Water in Brazil
By Jeff Coulter, Gary Wyatt, Suzanne Driessen
Brazil contains more than 14% of the world’s freshwater supply. As our tour bus drove over small streams and large rivers, most of the water was reddish-brown; this is the same color of the soil. Soil and stream bank erosion were noticeable in some areas. However, crop farmers are utilizing soil conservation practices such as terraces and no-till to control erosion. Unlike the United States, the Brazilian national government does not provide producers financial incentives for adopting these practices. Many terraces were developed in the 1970’s due to soil erosion problems on the hilly terrain. In addition to protection against soil erosion, no-till has been adopted by most Brazilian producers for conservation of soil moisture under annually warm soil temperatures.
Bottled water is available and used by almost everyone in Brazil for drinking, even though the local water in the southern part of Brazil is considered safe. Public water is chlorinated and is not a preference among the local residents for drinking.
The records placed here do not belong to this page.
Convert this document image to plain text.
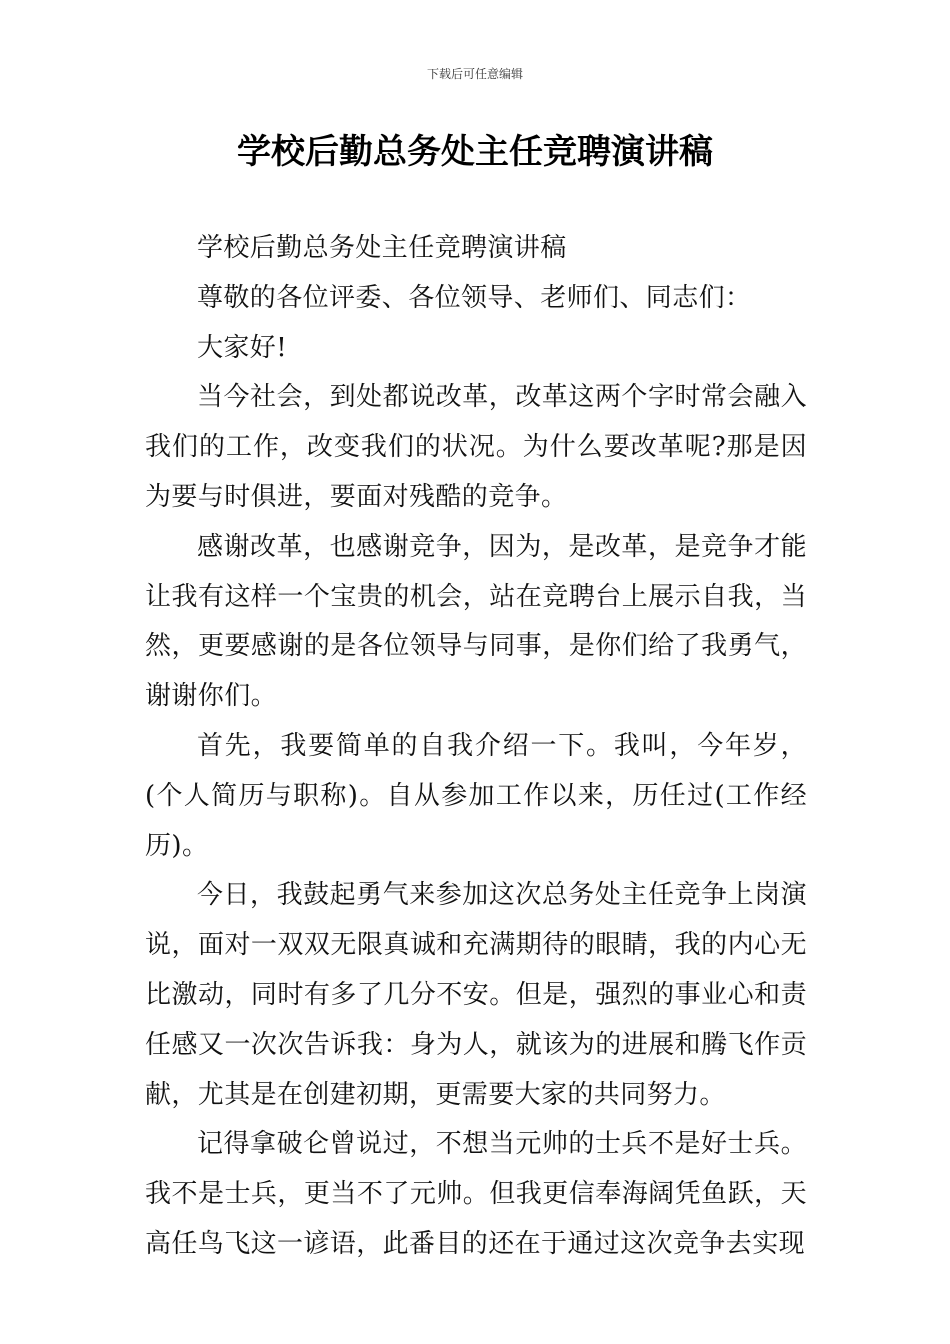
下载后可任意编辑
学校后勤总务处主任竞聘演讲稿

学校后勤总务处主任竞聘演讲稿

尊敬的各位评委、各位领导、老师们、同志们：

大家好!

当今社会，到处都说改革，改革这两个字时常会融入我们的工作，改变我们的状况。为什么要改革呢?那是因为要与时俱进，要面对残酷的竞争。

感谢改革，也感谢竞争，因为，是改革，是竞争才能让我有这样一个宝贵的机会，站在竞聘台上展示自我，当然，更要感谢的是各位领导与同事，是你们给了我勇气，谢谢你们。

首先，我要简单的自我介绍一下。我叫，今年岁，(个人简历与职称)。自从参加工作以来，历任过(工作经历)。

今日，我鼓起勇气来参加这次总务处主任竞争上岗演说，面对一双双无限真诚和充满期待的眼睛，我的内心无比激动，同时有多了几分不安。但是，强烈的事业心和责任感又一次次告诉我：身为人，就该为的进展和腾飞作贡献，尤其是在创建初期，更需要大家的共同努力。

记得拿破仑曾说过，不想当元帅的士兵不是好士兵。我不是士兵，更当不了元帅。但我更信奉海阔凭鱼跃，天高任鸟飞这一谚语，此番目的还在于通过这次竞争去实现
Other parts of Brazil may have unhealthy water situations that warrant bottled water.
Environmental law established in 1982 in Brazil mandates that landowners allow 20% of their land to return to native vegetation. Landowners usually select the areas that cannot be tilled or grazed. On the last day we learned that there is a controversy about whether the 20% can include required buffer strips (grass or trees) along rivers and streams. Large rivers must have 100 to 500 meters of buffer and small streams 30 meters of buffer vegetation on both sides of these waterways. This buffer distance may vary by state and some states are offering financial assistance. In addition, it is unlawful for cattle to enter these buffer areas and the associated rivers or streams. Overall, landowners and producers in Brazil are being proactive in adopting conservation practices to preserve the water and soil resources in the region and to develop a sustainable agricultural system which protects profitability and the environment.